1967 veröffentlichte sie eine Platte mit deutschen Versionen ihrer Chansons. Das war aufgrund ihrer Kindheitserfahrungen durchaus nicht selbstverständlich.
2017 erschien im Verlag Wallstein ihre Autobiographie „Es war einmal ein schwarzes Klavier … Unvollendete Memoiren“. Georg Stefan Troller schrieb folgende Zeilen für ihre einzige in deutscher Sprache produzierte Schallplatte: „AH, WER DAS KÖNNTE! Hereinstaksen auf die Bühne – steif, hager, hakennasig, im langen, schwarzen Schleppkleid, sich wie erschöpft am Piano niederlassen, das Publikum ignorieren, pausieren, lange, lange nichts tun, den Blick nach innen gerichtet, auf den Lippen dieses kleine Lächeln … und dann die Hand über die Tasten gleiten lassen, so, als wolle man nur sich selber zuhören … und dann irgendein kleines Lalala summen, das wie von selbst zu einer Melodie wird, zu einem Vers, einem Chanson.“ (aus den unvollendeten Memoiren zitiert, S. 7) 2017 interpretierte Gerard Depardieu, ein Gefährte Barbaras, ihre Lieder im Pariser „Théâtre Bouffes du Nord“ und wurde dafür euphorisch bejubelt.
Ebenfalls in 2017 erschien bei Erato/Warner ein Album „Barbara“ - eine sehr persönliche Hommage des französischen Pianisten Alexandre Tharaud.

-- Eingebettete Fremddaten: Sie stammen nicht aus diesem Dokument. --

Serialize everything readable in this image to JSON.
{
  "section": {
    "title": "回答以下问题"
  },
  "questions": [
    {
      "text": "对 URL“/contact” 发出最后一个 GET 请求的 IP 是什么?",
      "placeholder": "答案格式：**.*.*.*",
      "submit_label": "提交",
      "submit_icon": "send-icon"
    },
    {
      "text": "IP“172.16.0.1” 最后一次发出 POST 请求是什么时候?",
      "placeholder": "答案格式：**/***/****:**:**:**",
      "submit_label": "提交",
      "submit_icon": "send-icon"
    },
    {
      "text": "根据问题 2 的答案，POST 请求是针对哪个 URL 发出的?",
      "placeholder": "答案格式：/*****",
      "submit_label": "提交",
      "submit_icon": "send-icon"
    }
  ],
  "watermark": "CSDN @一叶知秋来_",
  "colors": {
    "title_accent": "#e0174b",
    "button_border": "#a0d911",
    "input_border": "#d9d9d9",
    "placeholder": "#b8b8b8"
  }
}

Auf ihm interpretieren so berühmte Persönlichkeiten wie Juliette Binoche, Vanessa Paradis, Jane Birkin, Helmut Berger u.a. ihre Lieder.
Ihre Chanson sind durchweg melancholisch, anspruchsvolle Texte und Musik, nachdenklich, leise, eigenwillig. Sie sind nicht obenhin zu hören, man muss sich auf sie einlassen. Aber es lohnt sich, diese Künstlerin kennenzulernen. Ich mochte auf Anhieb ihr Chanson „Une Petite Cantate“, das sehr leise beginnt, sehr melodiös ist, tänzerisch schwungvoll und dann wieder ganz leise. „La Dame Brune“ singt sie zusammen mit Georges Moustaki, sanft, zärtlich, wie mit einem Lächeln. Und auch die anderen Lieder schleichen sich sanft, aber nachdrücklich ins Ohr. Man kann die Sängerin nicht mehr so leicht vergessen.